An asteroid believed to be carrying up to 90 million tons of platinum in its core, as well as other rare and precious materials, is about to swoosh past our planet.
The news has left developers of asteroid-mining technologies intrigued.
The platinum-rich asteroid officially named 2011 UW158, is 452 meters by 1,011 meters in size and will pass Earth at a distance of an estimated 2.4 million kilometers, according to the Goldstone Radar Observatory. It will be 30 times closer to Earth than the closest planet of the Solar system.
— Puerto Rico (@PuertoRicoPUR) July 18, 2015
However, when the asteroid does pass, it will still be six times further away than the moon’s orbit, so it will be impossible to see 2011 UW158 with the naked eye.
If you don’t happen to own a telescope – fear not. The Slooh Community Observatory is undertaking a project, which links powerful telescopes to the internet for public use, will broadcast images of the mineral-rich asteroid, from an observatory in the Canary Islands.

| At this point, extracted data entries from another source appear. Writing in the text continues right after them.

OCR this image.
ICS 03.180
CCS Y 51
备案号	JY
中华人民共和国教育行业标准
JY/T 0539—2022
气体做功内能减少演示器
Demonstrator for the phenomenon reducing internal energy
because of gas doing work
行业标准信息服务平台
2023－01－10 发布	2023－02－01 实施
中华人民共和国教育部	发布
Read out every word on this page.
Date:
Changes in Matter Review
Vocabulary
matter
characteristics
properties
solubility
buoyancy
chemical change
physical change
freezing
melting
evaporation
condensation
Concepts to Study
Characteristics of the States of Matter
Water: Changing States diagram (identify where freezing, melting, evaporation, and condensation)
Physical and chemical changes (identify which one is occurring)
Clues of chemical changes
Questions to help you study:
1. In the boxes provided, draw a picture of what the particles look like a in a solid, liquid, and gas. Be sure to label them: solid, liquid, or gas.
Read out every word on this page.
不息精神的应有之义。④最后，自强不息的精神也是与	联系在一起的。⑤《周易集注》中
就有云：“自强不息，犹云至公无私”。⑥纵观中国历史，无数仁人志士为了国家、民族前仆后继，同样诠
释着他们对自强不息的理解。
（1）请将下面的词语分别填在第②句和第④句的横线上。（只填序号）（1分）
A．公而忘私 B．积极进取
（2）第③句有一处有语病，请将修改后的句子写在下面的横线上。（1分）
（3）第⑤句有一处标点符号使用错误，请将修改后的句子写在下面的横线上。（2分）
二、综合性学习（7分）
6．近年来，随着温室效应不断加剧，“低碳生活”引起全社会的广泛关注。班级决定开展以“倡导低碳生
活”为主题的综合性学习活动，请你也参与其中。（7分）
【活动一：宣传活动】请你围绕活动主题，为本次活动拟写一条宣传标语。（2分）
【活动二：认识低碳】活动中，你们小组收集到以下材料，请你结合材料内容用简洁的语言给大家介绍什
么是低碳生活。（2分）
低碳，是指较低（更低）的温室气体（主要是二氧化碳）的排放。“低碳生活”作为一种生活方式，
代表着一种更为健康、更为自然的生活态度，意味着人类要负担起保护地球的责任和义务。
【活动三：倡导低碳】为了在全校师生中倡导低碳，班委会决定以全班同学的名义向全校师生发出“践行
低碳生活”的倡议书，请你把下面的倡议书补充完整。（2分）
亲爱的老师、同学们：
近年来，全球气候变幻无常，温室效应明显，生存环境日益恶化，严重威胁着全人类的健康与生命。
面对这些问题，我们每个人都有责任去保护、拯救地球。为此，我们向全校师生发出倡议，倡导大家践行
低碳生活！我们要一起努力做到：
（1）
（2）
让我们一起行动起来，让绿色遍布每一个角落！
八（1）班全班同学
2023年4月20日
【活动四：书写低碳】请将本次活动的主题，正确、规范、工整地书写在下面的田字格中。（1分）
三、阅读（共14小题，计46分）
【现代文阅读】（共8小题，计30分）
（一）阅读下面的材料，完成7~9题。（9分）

It will be possible to watch 2011 UW158 LIVE at Slooh’s Live Stadium at 22:00 GMT on Sunday.
The proximity of asteroid’s orbit to Earth has already put it on the ‘wish list’ for future robotic mining missions. According to different estimates, it might contain ore of precious metals and other minerals worth from $300 billion, to an incredible $5.4 trillion.
The composition of asteroid 2011 UW158 has been established with the help of spectrometers measuring the intensity of light reflected from an object.
The broadcast from Slooh will include commentary from network’s host Eric Edelman and Slooh astronomer Bob Berman about the asteroid itself and the “lucrative material it harbors.”
“It’s always fun when an asteroid whooshes past our world,” Berman said in a Slooh announcement. “What makes this unusual is the large amount of platinum believed to be lurking in the body of this space visitor. Can it be mined someday, perhaps not too far in the future?”
The so-called Planetary Resources group, an asteroid mining venture with financial backing from Google bosses Eric Schmidt and Larry Page, as well as British billionaire Richard Branson, defines asteroids like UW-158 as suitable for mining ‘X-type,’ having catalogued dozens of similar prospective targets across the solar system.
On Thursday, the company launched their first demonstration of the Arkyd 3 Reflight (A3R) vehicle from the International Space Station’s Kibo airlock – to test technologies for mining asteroids.
The vehicle was delivered to the ISS aboard the SpaceX Falcon 9 in April. During its 90-day orbiting mission, the vehicle will be sending data to a group of scientists based at the firm’s headquarters in Redmond, WA.